When I met my husband, we were 17 and I had just broken up with my first boyfriend. I was getting attention from the opposite sex for the first time in my life (I was very shy prior to this) and I just wanted to have some fun. I definitely thought he was a good guy and I was attracted to him, but I really didn’t think I wanted to actually date him – maybe just something juvenile like making out. ;) However, he really liked me and wanted to date. I said yes, but I wasn’t too sure about it. It took a good month and then, one afternoon after school, I was driving to his house and I noticed that I felt really nervous to see him. Ahem, them’s the butterflies people talk about I suppose. Yeah, an entire month before I really started to think of him as someone I could be with for awhile. Love didn’t come into the picture for a couple more months after that. Real grown-up love took even longer to develop, since neither of us knew what the hell that meant at our age. Three years later, we got married. Like I said, this is real life, not a fairy tale. You may not be head over heels (or heels over head, for some people) for a guy within a week of being around him. Real feelings for another person develop over time.

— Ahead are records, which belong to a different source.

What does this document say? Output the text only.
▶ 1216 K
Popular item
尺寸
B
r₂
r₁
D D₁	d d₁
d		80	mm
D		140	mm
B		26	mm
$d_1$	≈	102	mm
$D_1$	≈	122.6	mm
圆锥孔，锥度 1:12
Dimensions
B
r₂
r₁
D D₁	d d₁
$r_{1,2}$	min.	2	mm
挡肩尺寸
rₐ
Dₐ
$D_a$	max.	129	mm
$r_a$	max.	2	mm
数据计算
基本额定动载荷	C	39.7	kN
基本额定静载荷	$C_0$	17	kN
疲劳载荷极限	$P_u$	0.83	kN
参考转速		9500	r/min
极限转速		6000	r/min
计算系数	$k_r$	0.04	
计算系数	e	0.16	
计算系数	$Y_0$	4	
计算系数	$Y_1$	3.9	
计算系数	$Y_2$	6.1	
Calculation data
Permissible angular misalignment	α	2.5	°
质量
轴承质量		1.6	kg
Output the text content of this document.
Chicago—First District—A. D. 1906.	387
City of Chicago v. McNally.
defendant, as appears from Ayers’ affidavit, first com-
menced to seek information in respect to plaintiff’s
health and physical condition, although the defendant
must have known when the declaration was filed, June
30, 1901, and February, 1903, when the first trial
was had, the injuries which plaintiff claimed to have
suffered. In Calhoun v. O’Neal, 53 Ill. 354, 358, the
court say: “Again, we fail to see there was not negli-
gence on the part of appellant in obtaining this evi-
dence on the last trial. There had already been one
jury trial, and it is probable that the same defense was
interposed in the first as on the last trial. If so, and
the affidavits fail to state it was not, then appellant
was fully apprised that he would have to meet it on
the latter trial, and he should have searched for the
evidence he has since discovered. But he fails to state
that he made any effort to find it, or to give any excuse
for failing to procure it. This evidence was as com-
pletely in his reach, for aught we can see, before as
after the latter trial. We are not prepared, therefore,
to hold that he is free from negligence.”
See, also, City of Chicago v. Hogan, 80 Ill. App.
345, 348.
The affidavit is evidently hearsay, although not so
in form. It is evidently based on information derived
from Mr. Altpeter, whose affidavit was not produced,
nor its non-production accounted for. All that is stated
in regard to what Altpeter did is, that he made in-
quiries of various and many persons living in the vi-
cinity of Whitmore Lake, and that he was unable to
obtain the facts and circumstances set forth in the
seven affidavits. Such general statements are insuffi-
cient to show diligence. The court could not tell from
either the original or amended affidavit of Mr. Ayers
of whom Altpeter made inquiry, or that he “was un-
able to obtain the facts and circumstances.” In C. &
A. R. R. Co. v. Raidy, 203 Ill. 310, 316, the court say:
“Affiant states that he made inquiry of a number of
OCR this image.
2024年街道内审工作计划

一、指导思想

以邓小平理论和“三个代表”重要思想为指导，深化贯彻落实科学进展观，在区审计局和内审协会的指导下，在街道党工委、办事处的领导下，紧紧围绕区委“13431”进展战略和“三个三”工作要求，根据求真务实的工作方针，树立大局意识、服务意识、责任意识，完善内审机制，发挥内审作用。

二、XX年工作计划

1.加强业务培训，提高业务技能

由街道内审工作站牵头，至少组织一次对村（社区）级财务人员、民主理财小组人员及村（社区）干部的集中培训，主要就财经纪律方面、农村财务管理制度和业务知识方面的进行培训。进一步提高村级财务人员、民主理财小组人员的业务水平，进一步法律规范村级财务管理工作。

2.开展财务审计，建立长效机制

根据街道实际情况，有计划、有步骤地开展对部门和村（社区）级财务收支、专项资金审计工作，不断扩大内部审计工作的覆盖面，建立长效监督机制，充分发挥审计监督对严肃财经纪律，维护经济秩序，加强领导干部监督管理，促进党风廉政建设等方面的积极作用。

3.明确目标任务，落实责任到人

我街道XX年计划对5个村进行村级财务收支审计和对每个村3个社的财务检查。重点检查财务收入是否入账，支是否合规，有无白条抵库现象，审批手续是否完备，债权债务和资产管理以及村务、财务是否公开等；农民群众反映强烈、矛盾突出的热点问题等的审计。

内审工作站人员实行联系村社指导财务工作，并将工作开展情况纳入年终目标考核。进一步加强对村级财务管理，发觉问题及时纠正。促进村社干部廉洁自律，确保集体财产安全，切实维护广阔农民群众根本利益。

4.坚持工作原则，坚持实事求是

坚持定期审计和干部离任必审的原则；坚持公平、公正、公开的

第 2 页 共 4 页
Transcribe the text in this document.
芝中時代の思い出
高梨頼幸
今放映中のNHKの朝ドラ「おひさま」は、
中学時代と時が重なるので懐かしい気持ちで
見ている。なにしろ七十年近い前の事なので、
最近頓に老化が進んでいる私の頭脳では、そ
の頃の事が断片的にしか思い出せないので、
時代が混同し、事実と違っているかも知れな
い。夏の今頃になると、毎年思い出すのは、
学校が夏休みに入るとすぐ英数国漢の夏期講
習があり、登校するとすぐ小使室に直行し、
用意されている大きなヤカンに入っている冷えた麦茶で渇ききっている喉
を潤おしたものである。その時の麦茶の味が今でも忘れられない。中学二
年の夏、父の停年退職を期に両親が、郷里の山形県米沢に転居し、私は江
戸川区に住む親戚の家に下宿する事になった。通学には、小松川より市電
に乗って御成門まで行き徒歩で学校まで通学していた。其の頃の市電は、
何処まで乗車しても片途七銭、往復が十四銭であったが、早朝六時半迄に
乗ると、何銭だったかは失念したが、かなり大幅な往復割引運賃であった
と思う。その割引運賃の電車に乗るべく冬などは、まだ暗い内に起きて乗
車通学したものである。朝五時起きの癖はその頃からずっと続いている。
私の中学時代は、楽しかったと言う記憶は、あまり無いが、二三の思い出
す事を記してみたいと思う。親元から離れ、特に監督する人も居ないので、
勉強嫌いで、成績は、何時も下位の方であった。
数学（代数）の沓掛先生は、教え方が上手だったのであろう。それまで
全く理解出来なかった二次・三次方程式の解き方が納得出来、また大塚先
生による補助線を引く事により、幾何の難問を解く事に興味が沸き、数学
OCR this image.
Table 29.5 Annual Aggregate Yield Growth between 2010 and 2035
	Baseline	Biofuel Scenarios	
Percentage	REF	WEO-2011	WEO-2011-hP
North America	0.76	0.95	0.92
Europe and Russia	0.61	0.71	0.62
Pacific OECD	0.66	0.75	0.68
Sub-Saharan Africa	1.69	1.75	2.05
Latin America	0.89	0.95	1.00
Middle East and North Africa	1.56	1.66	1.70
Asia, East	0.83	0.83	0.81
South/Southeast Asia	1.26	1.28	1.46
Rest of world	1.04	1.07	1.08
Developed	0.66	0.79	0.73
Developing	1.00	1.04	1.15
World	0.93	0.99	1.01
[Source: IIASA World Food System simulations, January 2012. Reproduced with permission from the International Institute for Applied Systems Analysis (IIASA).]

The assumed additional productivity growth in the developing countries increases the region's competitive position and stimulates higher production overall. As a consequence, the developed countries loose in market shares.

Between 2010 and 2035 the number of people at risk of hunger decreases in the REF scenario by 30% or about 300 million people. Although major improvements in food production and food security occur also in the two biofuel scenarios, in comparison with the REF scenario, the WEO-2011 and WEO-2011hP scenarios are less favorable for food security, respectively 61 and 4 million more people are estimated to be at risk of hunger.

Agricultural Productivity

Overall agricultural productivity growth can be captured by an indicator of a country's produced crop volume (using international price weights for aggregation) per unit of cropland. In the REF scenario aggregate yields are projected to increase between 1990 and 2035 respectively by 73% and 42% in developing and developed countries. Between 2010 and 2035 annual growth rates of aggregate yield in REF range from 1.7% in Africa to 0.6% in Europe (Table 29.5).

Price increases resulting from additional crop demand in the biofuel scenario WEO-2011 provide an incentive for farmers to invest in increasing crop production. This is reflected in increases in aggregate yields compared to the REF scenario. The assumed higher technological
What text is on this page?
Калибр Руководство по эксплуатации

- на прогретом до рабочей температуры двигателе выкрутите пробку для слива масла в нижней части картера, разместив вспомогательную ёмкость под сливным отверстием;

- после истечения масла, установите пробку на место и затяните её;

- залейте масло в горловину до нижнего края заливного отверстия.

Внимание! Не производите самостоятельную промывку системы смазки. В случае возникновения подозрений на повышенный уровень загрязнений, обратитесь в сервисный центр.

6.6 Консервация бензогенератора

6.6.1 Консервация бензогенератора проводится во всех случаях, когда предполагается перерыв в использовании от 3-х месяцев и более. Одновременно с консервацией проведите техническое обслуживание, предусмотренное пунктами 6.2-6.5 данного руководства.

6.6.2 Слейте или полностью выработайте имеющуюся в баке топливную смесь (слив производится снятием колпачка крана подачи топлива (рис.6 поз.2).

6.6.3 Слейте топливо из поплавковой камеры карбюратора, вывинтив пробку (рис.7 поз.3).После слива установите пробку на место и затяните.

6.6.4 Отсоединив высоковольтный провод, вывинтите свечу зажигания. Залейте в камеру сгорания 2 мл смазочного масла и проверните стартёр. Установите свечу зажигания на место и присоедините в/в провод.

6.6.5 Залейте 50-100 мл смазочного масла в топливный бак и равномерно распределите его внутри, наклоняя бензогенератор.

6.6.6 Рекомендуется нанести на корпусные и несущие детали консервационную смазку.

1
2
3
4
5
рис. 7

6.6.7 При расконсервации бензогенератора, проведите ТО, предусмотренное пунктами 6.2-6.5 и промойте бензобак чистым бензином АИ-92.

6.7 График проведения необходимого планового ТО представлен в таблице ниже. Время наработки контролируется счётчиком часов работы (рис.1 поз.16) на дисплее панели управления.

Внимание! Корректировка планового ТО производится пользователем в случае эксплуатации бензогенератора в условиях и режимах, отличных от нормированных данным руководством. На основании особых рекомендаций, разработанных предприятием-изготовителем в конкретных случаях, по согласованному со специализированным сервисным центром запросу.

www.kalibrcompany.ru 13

Only you know how you feel. If you have no interest in dating him, don’t date him! You’re obviously very young and have plenty of time to date around if that’s what you want to do. No need to freak out that you’re not madly in love with this guy.

marinelife's avatar

Yes, especially if you are friends first. Do you like him? His values? How he conducts himself?

SadieMartinPaul's avatar

I think the “over time” part is exactly how it’s supposed to work! All those sparks and flutters? They’re not love, they’re signs of an initial attraction that may or not grow into something more serious.

anniereborn's avatar

If this is your first kiss, I am gonna guess you are pretty young. There is plenty of time for you to have to “work” to make a relationship feel good. Enjoy this time of your life. Go for the whirlwind of feelings that dating gives you. I am not talking about sleeping around.
I just mean…..have FUN . Those “butterflies” and crushy feelings are a wonderful.

LornaLove's avatar

There are different kinds of love. We put perhaps more value on ‘romantic’ love because media is full of it. There is also companion love. Neither one is better, what is better is the one we seek at a given life stage.

jlk2525's avatar

Set yourself a period of time, for example 3 to 6 months and in that time if your feelings don’t develop you end it. By doing so you won’t regret never having gave it a chance.